The chardonnay is made in a bright, clean style that goes well with food. Oak aging gives it a rich, full flavor.
It is a light, golden yellow in the glass with a toasted nut and pear aroma. The first sip gives some interesting flavors, with a nice balance between delicate and rich. There are layers of lemon and green apple, with a hint of almond.
The flavors change with the food. The spicy soup I ate with the wine brought out the smooth mellow flavors with a pronounced citrus flavor. When the wine was tasted with chicken pot pie, fresh crispness dominated, with a bit of minerality.
Most of the grapes are grown in the Carneros region, where long, cool growing seasons allow slow, even ripening of fruit. This enhances the flavors. The grapes are harvested at night into shallow bins. They are then hand sorted and whole-cluster pressed.
White Burgundy yeast strains are added to the juice, which then is placed in stainless steel tanks for cool fermentation. It was quickly transferred to French oak barrels (30 percent new) where it spent 10 months aging sur lies. The barrels were stirred periodically to gain maximum flavor extraction from the lees.
Sequoia Grove never goes through malolactic fermentation, which helps preserve the crisp acidity and mineral notes.
The 2013 was the second of three great harvests in California, each one seeming to outdo the previous one. Moderate temperatures throughout the year allowed the winemakers to let grapes ripen slowly. There were no rain or heat spikes.
“We’ve never followed the pack with our chardonnay,” said Michael Trujillo, president and director of winemaking. “It’s a wine with great varietal expression, crisp and clean; more Burgundian in style. I have a sense people are really thirsty for this style of wine.”
WINERY: The property for Sequoia Grove dates back to Spanish ownership, but the wine history really started in 1978 when Jim Allen bought 22 acres in Rutherford that included an old barn. The barn now houses the winery and tasting room.
Allen planted cabernet sauvignon, merlot, cabernet Franc and other Bordeaux varietals. When the first wines were produced in 1980 they were an immediate hit. They became known for their complexity and Old World style.
Kobrand became a marketing and distribution partner and then bought the winery in 2002.
In 2001, Trujillo became winery president. Under his direction, operations within the winery itself have become more small-lot and artisan-focused.
Besides chardonnay, Sequoia Grove produces Gewurtztraminer, malbec, merlot, syrah, syrah rosé, petite syrah, a dessert wine, and several single-vineyard cabernet sauvignons at different price points.
Kobrand also represents Benziger, Cakebread and Domaine Carneros.
Sequoia Grove wines are made with 100 percent Napa Valley fruit from the original estate vineyard and the newly acquired Tonella Estate Vineyard in Rutherford, as well as from premier Napa Valley growers throughout Napa County.
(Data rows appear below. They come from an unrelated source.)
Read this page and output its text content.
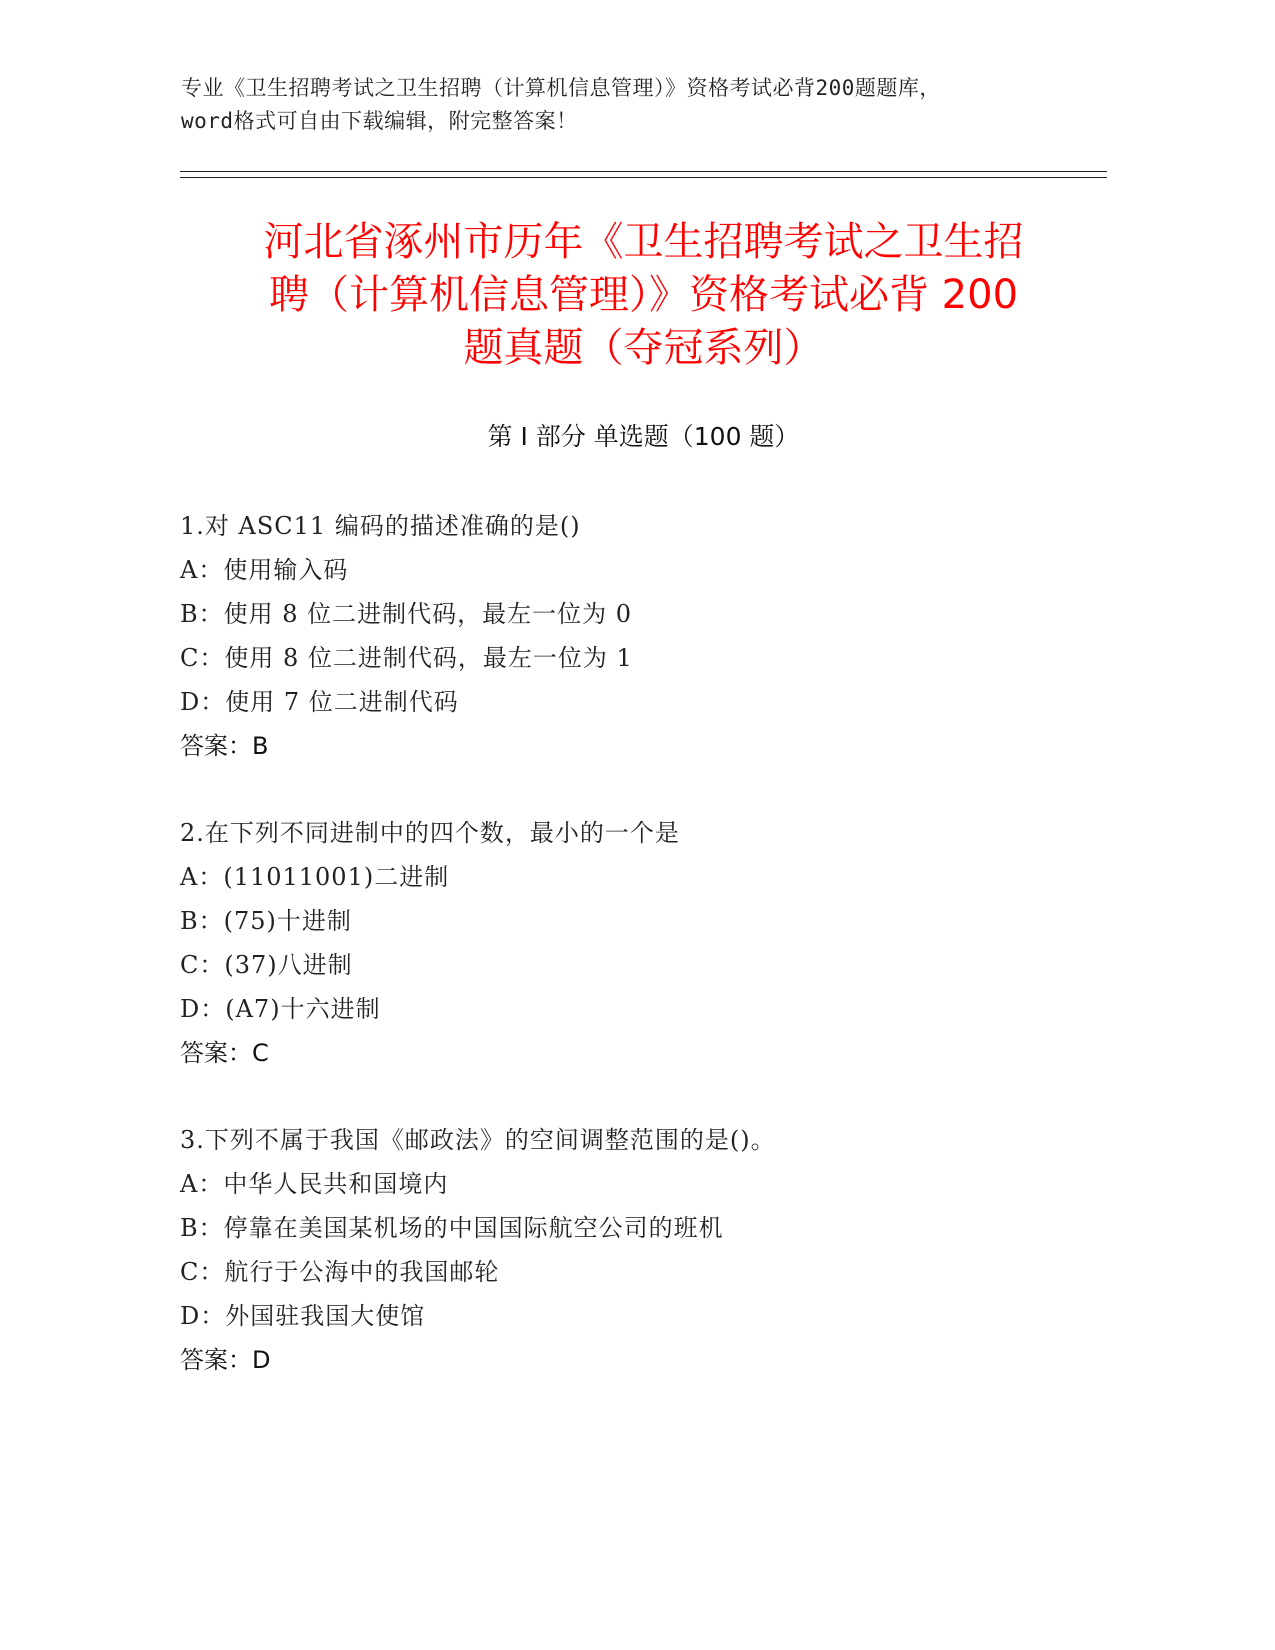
专业《卫生招聘考试之卫生招聘（计算机信息管理）》资格考试必背200题题库，
word格式可自由下载编辑，附完整答案！
河北省涿州市历年《卫生招聘考试之卫生招
聘（计算机信息管理）》资格考试必背 200
题真题（夺冠系列）
第 I 部分 单选题（100 题）
1.对 ASC11 编码的描述准确的是()
A：使用输入码
B：使用 8 位二进制代码，最左一位为 0
C：使用 8 位二进制代码，最左一位为 1
D：使用 7 位二进制代码
答案：B
2.在下列不同进制中的四个数，最小的一个是
A：(11011001)二进制
B：(75)十进制
C：(37)八进制
D：(A7)十六进制
答案：C
3.下列不属于我国《邮政法》的空间调整范围的是()。
A：中华人民共和国境内
B：停靠在美国某机场的中国国际航空公司的班机
C：航行于公海中的我国邮轮
D：外国驻我国大使馆
答案：D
GOES WITH: My wife, Teri, and I had this wine on a night when we didn’t feel like cooking. I had some leftover chicken tortilla soup and she had a chicken pot pie. We let the wine carry the meal. This is such a good food wine that it paired well with both dishes.
The soup is made with chicken, tomatoes, onions, cilantro and some red pepper. In the bowl I add shredded queso cheese and tortilla chips. It needed a full-bodied wine that wouldn’t be overpowered by the vegetable and spice combination.
For the pot pie, a subtle blend of flavors is called for in the wine, so it doesn’t overpower the food. The Sequoia Grove chardonnay was excellent with both dishes.
This food-friendly wine will go well with most dishes, from appetizers to soups to main courses. We drank it slightly chilled. As it warmed up we tasted the full range of flavors. The winery says this wine should age for at least five years.